Security-conscious organizations have risk management processes that evaluate risks of public cloud use, SaaS applications, and third-party services. Reducing risk from third-party service providers helps build a strong case for using external services. Some regulated industries may require encryption of some types of data with keys that they manage. These considerations are especially important for sectors that regularly use personal data or other confidential information.

Workspace notebooks are primarily stored in the Databricks Control Plane in a database. The Databricks platform allows you to encrypt notebooks with your own key. The key must be provided at the time a workspace is created.

Note

This feature does not encrypt data stored outside of the control plane. For example, it does not encrypt data in your root S3 bucket.

Important

To use customer-managed keys to encrypt notebooks, you must deploy your workspace in the region us-east-1, us-east-2, or us-west-2 for your data plane (VPC).

How it works

A customer-managed key encrypts the workspace’s notebooks in the control plane. Customers provide a secret revocable key called a customer-managed key (CMK), which is specified by its ID in the cloud service’s key management system. In AWS, customer keys are managed by AWS KMS.

Additionally, Databricks creates a Databricks-managed key (DMK) for each workspace. The DMK is wrapped by the CMK to generate the combined encryption key, called the data encryption key (DEK). Databricks uses the DEK to encrypt the workspace’s notebook.

The DEK is cached in memory for several read/write operations and evicted from memory at a regular interval such that new requests require another request to your cloud service’s key management system. If you delete or revoke your key, reading or writing to notebooks fails at the end of the cache time interval.

You add the CMK to your Databricks workspace configuration during workspace creation.

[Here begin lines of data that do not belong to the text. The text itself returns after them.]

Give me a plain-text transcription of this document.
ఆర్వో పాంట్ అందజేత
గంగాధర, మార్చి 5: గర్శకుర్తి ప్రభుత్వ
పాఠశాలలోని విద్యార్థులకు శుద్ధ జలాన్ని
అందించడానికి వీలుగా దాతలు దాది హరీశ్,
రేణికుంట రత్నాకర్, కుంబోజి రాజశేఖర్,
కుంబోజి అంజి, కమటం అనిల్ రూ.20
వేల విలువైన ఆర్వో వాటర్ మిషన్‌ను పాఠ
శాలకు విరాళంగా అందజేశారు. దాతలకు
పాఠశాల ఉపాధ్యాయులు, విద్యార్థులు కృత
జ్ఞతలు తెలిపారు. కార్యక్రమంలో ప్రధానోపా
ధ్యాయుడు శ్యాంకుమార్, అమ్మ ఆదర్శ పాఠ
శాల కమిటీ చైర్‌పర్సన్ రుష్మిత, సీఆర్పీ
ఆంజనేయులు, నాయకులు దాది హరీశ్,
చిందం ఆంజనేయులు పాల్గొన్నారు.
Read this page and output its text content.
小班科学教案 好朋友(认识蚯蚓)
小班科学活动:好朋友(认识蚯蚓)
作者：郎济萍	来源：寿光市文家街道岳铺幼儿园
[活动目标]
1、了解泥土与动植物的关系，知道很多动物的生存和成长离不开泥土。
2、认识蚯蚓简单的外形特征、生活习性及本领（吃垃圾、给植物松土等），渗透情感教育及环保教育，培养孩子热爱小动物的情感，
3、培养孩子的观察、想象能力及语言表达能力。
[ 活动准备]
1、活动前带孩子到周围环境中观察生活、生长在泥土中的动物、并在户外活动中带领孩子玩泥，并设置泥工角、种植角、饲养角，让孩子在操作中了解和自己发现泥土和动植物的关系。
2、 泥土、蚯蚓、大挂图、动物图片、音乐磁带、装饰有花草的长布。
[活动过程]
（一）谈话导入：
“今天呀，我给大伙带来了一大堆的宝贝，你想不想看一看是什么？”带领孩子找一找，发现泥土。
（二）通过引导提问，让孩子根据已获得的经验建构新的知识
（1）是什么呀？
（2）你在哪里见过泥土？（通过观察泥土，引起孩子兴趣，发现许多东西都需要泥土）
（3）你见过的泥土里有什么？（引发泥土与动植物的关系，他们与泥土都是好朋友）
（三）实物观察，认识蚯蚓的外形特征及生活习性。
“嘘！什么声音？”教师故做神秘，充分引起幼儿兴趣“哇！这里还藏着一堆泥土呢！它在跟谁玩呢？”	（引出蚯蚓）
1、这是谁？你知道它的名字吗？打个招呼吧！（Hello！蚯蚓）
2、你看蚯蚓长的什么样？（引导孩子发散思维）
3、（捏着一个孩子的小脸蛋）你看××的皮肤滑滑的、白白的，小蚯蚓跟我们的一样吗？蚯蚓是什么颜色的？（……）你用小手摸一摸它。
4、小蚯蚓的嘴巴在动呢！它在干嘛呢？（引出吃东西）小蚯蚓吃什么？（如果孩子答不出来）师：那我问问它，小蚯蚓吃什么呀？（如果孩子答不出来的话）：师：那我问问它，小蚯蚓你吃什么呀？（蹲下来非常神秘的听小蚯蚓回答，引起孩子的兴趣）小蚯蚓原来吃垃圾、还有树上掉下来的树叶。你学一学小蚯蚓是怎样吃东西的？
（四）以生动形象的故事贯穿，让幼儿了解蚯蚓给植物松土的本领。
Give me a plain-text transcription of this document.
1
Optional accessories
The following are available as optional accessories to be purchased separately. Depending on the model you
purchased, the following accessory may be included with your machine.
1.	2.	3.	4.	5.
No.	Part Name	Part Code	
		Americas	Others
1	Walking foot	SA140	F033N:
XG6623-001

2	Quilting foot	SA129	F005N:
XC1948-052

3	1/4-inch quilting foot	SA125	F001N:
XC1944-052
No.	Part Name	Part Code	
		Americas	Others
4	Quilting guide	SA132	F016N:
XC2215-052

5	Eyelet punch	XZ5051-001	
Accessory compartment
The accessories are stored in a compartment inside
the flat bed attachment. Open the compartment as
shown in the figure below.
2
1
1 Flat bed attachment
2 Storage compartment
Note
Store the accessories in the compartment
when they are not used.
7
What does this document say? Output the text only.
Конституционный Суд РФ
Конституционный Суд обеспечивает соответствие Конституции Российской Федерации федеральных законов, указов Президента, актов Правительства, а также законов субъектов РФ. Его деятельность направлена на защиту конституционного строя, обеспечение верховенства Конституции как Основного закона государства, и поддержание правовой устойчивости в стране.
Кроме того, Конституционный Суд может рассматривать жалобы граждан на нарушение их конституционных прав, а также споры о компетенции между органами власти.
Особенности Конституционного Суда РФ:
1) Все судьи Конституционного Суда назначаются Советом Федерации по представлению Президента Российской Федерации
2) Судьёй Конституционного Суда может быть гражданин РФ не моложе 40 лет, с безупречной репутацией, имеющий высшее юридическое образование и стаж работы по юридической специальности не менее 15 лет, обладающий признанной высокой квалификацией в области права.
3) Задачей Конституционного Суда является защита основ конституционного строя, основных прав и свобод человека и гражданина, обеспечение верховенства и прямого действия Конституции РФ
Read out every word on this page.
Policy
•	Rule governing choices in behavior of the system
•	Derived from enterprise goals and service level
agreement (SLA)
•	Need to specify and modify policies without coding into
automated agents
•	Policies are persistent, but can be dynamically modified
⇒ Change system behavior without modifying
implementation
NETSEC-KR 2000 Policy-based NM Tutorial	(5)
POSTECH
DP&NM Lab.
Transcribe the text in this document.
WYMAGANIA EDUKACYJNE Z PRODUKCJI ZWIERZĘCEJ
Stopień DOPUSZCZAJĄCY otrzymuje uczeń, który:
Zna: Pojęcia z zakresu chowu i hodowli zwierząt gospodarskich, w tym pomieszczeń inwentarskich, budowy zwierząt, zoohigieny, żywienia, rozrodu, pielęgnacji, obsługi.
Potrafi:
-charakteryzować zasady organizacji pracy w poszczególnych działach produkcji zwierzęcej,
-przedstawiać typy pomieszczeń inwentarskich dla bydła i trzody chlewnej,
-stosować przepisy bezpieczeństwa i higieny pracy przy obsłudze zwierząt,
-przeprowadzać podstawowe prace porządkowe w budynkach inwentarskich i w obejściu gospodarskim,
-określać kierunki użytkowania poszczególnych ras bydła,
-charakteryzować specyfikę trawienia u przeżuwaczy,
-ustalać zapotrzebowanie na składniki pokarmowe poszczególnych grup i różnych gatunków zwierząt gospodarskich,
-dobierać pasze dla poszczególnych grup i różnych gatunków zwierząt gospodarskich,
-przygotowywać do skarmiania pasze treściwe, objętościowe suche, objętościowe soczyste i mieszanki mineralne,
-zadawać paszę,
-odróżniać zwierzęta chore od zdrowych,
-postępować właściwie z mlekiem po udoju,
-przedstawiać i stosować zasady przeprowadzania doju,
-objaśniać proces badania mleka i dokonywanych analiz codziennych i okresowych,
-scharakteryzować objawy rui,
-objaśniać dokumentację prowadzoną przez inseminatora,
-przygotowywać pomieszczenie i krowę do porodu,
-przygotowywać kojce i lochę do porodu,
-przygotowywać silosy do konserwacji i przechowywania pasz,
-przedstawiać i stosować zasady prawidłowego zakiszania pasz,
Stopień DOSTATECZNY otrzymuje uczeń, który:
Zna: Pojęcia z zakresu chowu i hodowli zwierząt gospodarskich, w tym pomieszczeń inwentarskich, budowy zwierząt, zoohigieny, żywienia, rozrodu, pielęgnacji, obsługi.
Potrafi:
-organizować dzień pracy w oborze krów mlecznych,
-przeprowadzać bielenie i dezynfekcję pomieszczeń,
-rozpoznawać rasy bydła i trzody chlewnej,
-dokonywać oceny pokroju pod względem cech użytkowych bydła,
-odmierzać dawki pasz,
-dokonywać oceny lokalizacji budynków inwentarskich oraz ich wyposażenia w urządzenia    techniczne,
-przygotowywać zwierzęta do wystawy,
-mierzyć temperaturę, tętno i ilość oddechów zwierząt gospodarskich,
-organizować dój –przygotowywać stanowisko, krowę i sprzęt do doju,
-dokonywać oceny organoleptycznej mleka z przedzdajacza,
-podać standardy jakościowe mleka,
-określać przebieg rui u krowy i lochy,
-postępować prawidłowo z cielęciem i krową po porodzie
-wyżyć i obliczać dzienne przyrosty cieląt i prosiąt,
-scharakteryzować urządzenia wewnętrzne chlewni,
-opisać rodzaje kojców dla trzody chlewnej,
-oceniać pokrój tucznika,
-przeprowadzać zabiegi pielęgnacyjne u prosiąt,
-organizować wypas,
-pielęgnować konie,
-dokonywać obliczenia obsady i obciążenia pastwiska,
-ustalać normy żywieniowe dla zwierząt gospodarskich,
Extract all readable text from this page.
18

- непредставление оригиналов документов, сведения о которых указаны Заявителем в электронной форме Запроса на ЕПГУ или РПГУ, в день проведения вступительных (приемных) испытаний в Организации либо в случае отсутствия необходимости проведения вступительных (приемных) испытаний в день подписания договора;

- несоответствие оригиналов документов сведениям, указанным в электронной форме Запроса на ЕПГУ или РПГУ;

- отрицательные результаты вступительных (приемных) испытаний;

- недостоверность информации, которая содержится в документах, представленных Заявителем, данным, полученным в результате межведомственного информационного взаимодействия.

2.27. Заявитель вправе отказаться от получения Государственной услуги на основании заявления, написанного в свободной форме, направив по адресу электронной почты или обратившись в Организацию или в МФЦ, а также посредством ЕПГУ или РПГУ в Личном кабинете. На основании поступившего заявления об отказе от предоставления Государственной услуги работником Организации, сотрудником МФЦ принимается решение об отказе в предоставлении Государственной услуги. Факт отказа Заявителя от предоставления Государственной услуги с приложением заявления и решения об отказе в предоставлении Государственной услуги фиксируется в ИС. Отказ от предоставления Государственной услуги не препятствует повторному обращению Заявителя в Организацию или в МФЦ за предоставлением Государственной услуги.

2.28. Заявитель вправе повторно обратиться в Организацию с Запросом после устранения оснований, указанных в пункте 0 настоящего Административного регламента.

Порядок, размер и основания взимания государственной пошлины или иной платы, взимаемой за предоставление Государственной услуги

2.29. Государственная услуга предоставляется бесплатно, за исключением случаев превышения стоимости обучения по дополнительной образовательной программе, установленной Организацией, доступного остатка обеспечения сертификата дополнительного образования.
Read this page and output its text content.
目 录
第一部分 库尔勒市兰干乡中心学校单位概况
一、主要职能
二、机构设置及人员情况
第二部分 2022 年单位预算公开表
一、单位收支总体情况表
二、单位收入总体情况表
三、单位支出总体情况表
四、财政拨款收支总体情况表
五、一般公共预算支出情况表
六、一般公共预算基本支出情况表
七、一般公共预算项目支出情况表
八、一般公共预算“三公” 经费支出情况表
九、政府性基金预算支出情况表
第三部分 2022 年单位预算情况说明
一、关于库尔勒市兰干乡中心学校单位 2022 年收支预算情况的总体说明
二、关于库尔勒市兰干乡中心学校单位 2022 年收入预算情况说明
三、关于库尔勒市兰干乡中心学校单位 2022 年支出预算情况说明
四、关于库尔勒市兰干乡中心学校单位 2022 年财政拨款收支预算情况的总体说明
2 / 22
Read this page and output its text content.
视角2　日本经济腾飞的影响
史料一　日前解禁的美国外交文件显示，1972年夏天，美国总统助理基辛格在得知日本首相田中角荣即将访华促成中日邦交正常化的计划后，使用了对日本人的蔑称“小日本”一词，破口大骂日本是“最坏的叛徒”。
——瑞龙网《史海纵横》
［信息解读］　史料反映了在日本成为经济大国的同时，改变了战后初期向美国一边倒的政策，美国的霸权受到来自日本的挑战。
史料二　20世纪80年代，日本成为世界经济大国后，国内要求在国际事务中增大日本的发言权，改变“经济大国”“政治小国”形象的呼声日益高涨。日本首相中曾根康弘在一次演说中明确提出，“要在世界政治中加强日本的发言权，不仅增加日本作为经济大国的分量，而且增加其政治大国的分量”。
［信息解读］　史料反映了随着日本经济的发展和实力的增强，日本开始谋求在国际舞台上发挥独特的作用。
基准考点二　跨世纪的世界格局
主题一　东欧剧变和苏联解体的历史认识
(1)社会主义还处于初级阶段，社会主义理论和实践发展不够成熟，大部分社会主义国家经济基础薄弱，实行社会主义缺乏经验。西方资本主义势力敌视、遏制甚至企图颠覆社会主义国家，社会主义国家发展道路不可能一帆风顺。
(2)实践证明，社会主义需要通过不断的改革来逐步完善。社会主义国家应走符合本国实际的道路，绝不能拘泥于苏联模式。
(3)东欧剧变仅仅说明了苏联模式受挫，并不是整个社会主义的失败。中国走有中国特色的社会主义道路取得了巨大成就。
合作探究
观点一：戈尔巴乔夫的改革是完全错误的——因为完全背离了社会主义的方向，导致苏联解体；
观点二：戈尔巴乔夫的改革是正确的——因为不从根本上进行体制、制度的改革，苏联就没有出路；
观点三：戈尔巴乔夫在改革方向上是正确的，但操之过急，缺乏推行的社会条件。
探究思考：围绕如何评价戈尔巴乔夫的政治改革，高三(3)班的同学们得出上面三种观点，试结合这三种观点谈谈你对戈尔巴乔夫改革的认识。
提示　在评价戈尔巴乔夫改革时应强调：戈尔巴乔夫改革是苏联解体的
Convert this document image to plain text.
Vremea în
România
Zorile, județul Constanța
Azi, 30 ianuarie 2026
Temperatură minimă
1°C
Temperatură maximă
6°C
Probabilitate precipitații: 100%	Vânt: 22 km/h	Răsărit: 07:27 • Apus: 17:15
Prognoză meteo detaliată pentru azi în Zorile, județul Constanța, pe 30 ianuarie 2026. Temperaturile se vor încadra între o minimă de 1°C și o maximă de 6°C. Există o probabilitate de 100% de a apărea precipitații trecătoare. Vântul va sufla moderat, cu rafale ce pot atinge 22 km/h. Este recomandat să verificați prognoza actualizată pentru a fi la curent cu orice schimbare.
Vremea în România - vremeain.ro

Customer-managed keys work for notebooks

Adding a customer-managed key for notebooks

To add a customer-managed for notebooks, you must add the CMK when you create a workspace using the Multi-workspace API.

To configure your CMK:

  1. Create or select a KMS key in AWS, following the instructions in Creating CMKs in a custom key store.

  2. Copy these values. You will use them when you create the workspace:

    • Key ARN — Get the ARN from the console or the API (the Arn field in the JSON response).
    • Key alias — An alias specifies a display name for a the CMK in AWS Key Management Service (AWS KMS). Use an alias to identify a CMK in cryptographic operations. For more information, see the AWS documents AWS::KMS::Alias and Working with aliases.
    • Key region — The AWS region for the key.
  3. Using Policy View, edit the key policy so that Databricks can use the KMS Key to perform encryption and decryption operations. Set it to the following:

    {
      "Version": "2012-10-17",
      "Id": "key-policy-databricks",
      "Statement": [
        {
          "Sid": "Allow Databricks to use KMS key for Notebooks",
          "Effect": "Allow",
          "Principal": {
            "AWS": "arn:aws:iam::414351767826:root"
          },
          "Action": [
            "kms:Encrypt",
            "kms:Decrypt"
          ],
          "Resource": "*"
        }
      ]
    }
    
  4. To register the key, follow the instructions in Create a new workspace using the Multi-workspace API, specifically Step 4: Configure customer-managed key for notebooks (optional).

    Important

    You must set up your keys during workspace creation. You cannot add these keys after you have created the workspace.